Veroordeling voor ontucht met minderjarig stiefkind, vervaardigen van kinderpornografische foto's en belaging ex-partner

Op 28 maart 2025 heeft de Rechtbank Zeeland-West-Brabant uitspraak gedaan in een strafzaak tegen een verdachte die zich schuldig heeft gemaakt aan ontucht met zijn minderjarig stiefkind, het vervaardigen van kinderpornografische foto's en belaging van zijn ex-partner. De rechtbank heeft de verdachte veroordeeld tot een gevangenisstraf van acht maanden, waarvan vijf maanden voorwaardelijk met een proeftijd van drie jaar. Daarnaast is er een contactverbod opgelegd met de slachtoffers. De zaak werd inhoudelijk behandeld op 14 maart 2025, waarbij de verdachte verstek heeft laten verlenen. De officier van justitie heeft de beschuldigingen tegen de verdachte onderbouwd met getuigenverklaringen en bewijsstukken, waaronder Whatsapp-berichten. De rechtbank heeft vastgesteld dat de verdachte in de periode van 11 september 2023 tot en met 17 oktober 2023 zijn ex-partner heeft belaagd door haar ongevraagd berichten te sturen en haar te volgen. Tevens heeft hij in de periode van 1 maart 2021 tot en met 31 maart 2021 ontucht gepleegd met zijn minderjarig stiefkind en op 7 augustus 2020 kinderporno vervaardigd. De rechtbank heeft de verklaringen van de slachtoffers als geloofwaardig en betrouwbaar beoordeeld, en heeft geoordeeld dat de verdachte zich schuldig heeft gemaakt aan de ten laste gelegde feiten. De rechtbank heeft ook rekening gehouden met de psychologische toestand van de verdachte en de impact van zijn daden op de slachtoffers.

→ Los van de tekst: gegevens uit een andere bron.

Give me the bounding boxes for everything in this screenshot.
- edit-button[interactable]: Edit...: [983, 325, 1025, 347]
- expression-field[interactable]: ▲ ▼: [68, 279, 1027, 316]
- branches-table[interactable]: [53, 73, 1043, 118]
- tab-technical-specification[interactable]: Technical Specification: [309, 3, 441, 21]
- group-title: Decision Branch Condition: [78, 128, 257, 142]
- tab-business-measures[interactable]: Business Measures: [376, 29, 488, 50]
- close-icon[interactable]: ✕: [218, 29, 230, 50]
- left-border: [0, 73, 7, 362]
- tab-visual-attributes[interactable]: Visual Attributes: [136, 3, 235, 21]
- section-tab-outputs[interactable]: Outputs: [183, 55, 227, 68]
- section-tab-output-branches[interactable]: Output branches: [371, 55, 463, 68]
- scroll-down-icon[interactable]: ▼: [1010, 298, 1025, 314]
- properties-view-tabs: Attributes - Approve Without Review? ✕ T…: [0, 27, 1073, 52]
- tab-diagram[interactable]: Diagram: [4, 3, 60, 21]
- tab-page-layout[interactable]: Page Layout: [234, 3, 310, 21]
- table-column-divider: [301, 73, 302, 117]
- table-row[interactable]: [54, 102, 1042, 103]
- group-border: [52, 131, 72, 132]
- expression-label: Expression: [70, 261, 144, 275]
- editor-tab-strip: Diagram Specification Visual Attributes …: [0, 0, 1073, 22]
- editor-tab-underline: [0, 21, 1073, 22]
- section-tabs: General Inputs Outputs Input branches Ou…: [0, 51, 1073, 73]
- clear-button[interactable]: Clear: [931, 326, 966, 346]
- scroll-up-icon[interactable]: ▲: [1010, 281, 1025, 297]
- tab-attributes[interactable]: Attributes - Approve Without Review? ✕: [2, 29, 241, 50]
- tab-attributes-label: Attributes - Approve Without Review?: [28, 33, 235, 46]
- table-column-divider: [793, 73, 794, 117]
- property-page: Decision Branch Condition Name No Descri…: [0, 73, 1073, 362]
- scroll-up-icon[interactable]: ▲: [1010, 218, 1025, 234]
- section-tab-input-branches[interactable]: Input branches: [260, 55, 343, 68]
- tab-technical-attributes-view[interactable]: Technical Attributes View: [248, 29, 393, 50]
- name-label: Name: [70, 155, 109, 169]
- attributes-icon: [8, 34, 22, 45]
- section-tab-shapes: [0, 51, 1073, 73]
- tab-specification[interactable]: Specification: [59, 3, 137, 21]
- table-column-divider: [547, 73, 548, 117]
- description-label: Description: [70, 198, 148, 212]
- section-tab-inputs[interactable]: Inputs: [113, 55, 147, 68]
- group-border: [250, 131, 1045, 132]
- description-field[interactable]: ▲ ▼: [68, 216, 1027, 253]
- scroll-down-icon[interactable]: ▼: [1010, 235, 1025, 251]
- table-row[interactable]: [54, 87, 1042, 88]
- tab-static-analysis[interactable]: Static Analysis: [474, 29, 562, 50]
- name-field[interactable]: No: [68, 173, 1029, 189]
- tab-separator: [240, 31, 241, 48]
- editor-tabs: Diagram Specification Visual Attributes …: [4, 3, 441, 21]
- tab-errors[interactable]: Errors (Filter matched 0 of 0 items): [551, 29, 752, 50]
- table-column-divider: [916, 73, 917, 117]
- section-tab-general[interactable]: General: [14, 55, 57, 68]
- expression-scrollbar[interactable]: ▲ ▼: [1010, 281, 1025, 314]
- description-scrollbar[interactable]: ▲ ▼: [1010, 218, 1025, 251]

De benadeelde partijen hebben schadevergoeding gevorderd, welke gedeeltelijk is toegewezen.

Uitspraak

RECHTBANK ZEELAND-WEST-BRABANT

Strafrecht
Zittingsplaats: Breda
parketnummer: 02-272167-23; 02-331327-23 (ttzgev)
vonnis van de meervoudige kamer van 28 maart 2025
in de strafzaak tegen
[verdachte]
geboren op [geboortedag 1] 1994 te [geboorteplaats 1]
wonende te [woonplaats]

1.Onderzoek van de zaak

De zaak is inhoudelijk behandeld op de zitting van 14 maart 2025. Tegen verdachte is verstek verleend. De officier van justitie, mr. E. van Aalst, heeft haar standpunt kenbaar gemaakt

2.De tenlastelegging

De tenlastelegging is als bijlage I aan dit vonnis gehecht.
De verdenking komt er, kort en feitelijk weergegeven, op neer dat verdachte
02-272167-23
In de periode 11 september 2023 tot en met 17 oktober 2023 [slachtoffer 1] heeft belaagd.
02-331327-23
1: in de periode 1 maart 2021 tot en met 31 maart 2021 ontucht heeft gepleegd met zijn minderjarig stiefkind [slachtoffer 2] ;
2: op 7 augustus 2020 kinderporno heeft vervaardigd.

3.De voorvragen

De dagvaarding is geldig.
De rechtbank is bevoegd.
De officier van justitie is ontvankelijk in de vervolging.
Er is geen reden voor schorsing van de vervolging.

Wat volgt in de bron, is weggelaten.